“Customer Experience Day? That means eff-all to me!”

Did you have a good CX Day? You didn’t realise it was happening? Strange! I thought it was up there with Pancake Day, Mothers’ Day, Fathers’ Day and the Eurovision Song Contest as a red-letter day in anyone’s calendar. Well, maybe I’m exaggerating a touch, but the reaction – quoted verbatim above – when I mentioned to someone that it was, indeed, Customer Experience Day proved to me not that there had been a failure of publicity, but that the day itself possibly didn’t have much point if you’re not a CX specialist. Which made me realise that we can get far too obsessed with customer experience itself and lose the point of why it’s important.

This might seem an odd point of view for someone who spent a brilliant day as a judge at the UK Customer Experience Awards recently. It was genuinely inspiring to hear stories of great customer experience delivery by all kinds of organisations and my only regret was that I didn’t get to hear more. But, paradoxically, what happens at these kind of events is that CX practitioners and experts take a rare moment away from customers and become inward-looking: what did we do? What was the effect? What else could we have done? Addressing these kind of questions is important because learning and feedback can drive improved performance and a desire to raid the game.

BUT…

At the end of the day, time when we focus on customer experience only has value when it translates into improved outcomes for customers.

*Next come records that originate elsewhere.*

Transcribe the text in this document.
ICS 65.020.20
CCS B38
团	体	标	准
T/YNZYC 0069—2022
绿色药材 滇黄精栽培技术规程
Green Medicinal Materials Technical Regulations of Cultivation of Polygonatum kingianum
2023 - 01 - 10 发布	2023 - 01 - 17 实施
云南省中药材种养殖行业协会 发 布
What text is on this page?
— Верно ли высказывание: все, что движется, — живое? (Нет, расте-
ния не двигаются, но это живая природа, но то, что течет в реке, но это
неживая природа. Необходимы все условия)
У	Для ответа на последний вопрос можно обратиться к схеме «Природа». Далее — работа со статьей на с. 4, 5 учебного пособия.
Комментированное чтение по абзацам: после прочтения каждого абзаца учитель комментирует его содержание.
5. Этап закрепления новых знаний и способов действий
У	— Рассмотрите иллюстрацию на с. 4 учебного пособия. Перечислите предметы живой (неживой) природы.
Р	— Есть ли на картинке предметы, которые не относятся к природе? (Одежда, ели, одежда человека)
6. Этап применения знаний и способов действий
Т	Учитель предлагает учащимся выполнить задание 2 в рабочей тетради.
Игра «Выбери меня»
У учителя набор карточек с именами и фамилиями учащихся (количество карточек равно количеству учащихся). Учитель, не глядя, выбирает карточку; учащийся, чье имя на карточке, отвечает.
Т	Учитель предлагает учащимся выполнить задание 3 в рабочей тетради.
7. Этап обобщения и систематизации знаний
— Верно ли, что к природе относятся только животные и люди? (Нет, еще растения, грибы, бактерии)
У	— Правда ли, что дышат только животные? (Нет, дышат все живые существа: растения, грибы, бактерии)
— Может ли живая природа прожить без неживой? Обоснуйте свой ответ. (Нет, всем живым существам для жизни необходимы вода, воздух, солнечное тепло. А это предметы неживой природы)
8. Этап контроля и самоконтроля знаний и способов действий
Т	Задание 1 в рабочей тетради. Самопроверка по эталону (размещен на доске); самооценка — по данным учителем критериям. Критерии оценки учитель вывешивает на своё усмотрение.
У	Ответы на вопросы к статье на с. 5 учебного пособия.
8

B.U.T… customers don’t care about your job

I spent the best part of two decades in telecoms, then banking, and one thing I learnt from that experience was that whilst we would get very excited about products, propositions and new ways of delivering a service, great or otherwise, it was surprising how unexcited our customers were about it. I think it’s largely due to the nature of the products in both industries: in general, customers view them very much as utilities. In the case of both, it’s what you can do with the products – broadband for videos, games, voice communication; money for, er, all kinds of things – that gets people excited, not the jobs of the people that deliver them. I’ve called this Bush’s Universal Truth (B.U.T.), although it’s probably everybody else’s blinding glimpse of the obvious.

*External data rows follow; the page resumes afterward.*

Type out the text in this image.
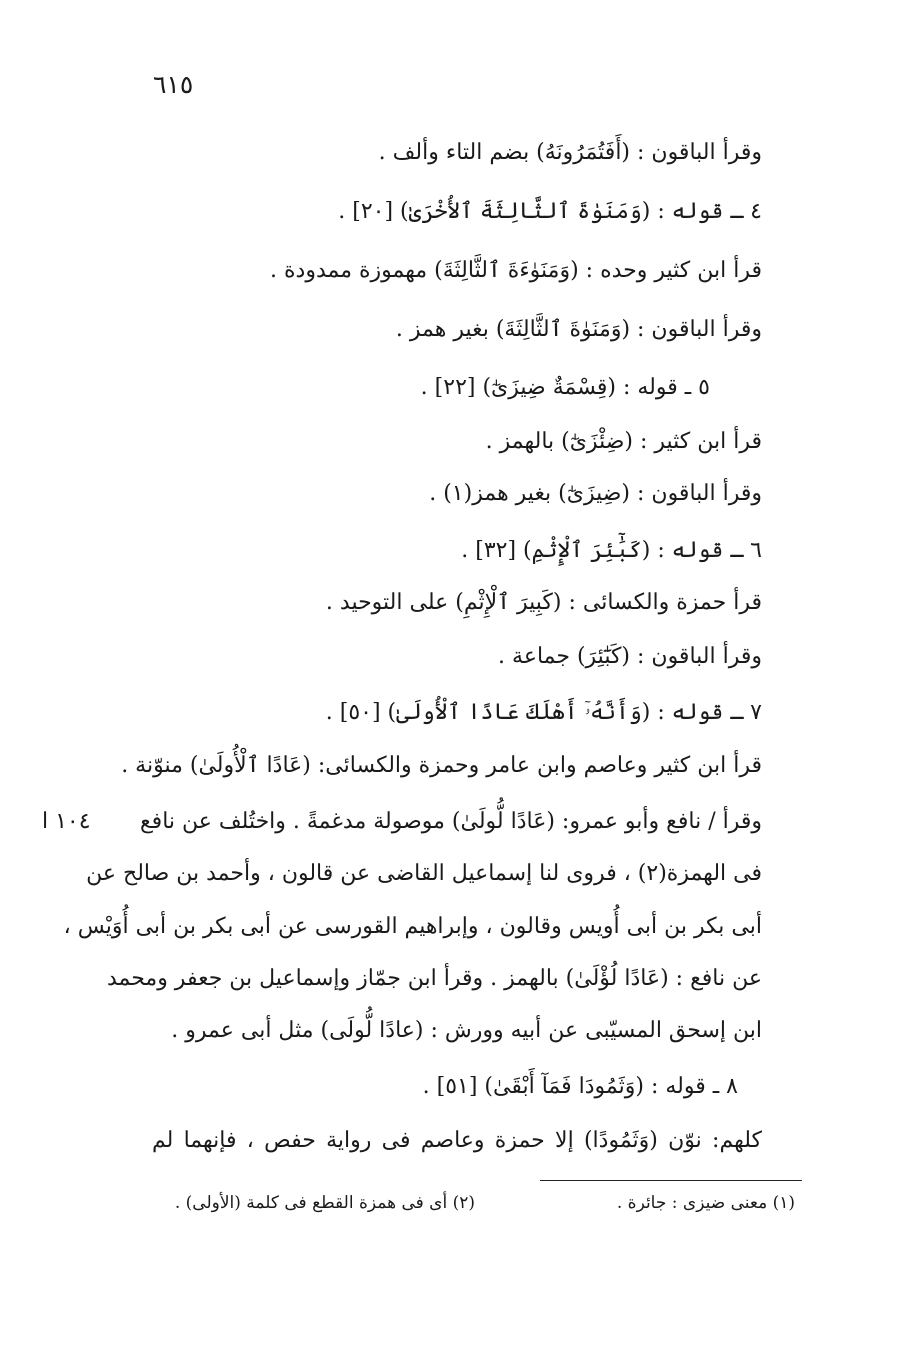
٦١٥
وقرأ الباقون : (أَفَتُمَرُونَهُ) بضم التاء وألف .
٤ ـ قوله : (وَمَنَوٰةَ ٱلثَّالِثَةَ ٱلأُخْرَىٰ) [٢٠] .
قرأ ابن كثير وحده : (وَمَنَوٰءَةَ ٱلثَّالِثَةَ) مهموزة ممدودة .
وقرأ الباقون : (وَمَنَوٰةَ ٱلثَّالِثَةَ) بغير همز .
٥ ـ قوله : (قِسْمَةٌ ضِيزَىٰٓ) [٢٢] .
قرأ ابن كثير : (ضِئْزَىٰٓ) بالهمز .
وقرأ الباقون : (ضِيزَىٰٓ) بغير همز(١) .
٦ ـ قوله : (كَبَٰٓئِرَ ٱلْإِثْمِ) [٣٢] .
قرأ حمزة والكسائى : (كَبِيرَ ٱلْإِثْمِ) على التوحيد .
وقرأ الباقون : (كَبَٰٓئِرَ) جماعة .
٧ ـ قوله : (وَأَنَّهُۥٓ أَهْلَكَ عَادًا ٱلْأُولَىٰ) [٥٠] .
قرأ ابن كثير وعاصم وابن عامر وحمزة والكسائى: (عَادًا ٱلْأُولَىٰ) منوّنة .
١٠٤ ا وقرأ / نافع وأبو عمرو: (عَادًا لُّولَىٰ) موصولة مدغمةً . واختُلف عن نافع
فى الهمزة(٢) ، فروى لنا إسماعيل القاضى عن قالون ، وأحمد بن صالح عن
أبى بكر بن أبى أُويس وقالون ، وإبراهيم القورسى عن أبى بكر بن أبى أُوَيْس ،
عن نافع : (عَادًا لُؤْلَىٰ) بالهمز . وقرأ ابن جمّاز وإسماعيل بن جعفر ومحمد
ابن إسحق المسيّبى عن أبيه وورش : (عادًا لُّولَى) مثل أبى عمرو .
٨ ـ قوله : (وَثَمُودَا فَمَآ أَبْقَىٰ) [٥١] .
كلهم: نوّن (وَثَمُودًا) إلا حمزة وعاصم فى رواية حفص ، فإنهما لم
(١) معنى ضيزى : جائرة .
(٢) أى فى همزة القطع فى كلمة (الأولى) .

One of the most important things I do in my work is to get people to focus on the outcomes they deliver for customers – once you get those clarified, both the current and desired future outcomes, you’re in a good place to identify the customer’s journey and their overall experience that will deliver those in the best way.

Remember, remember, the third of October

I think CX Day is a great idea – why not set aside a day to focus on great CX delivery and inspire others to raise their game? But remember it’s just for specialists, not for the people who really count – the customers.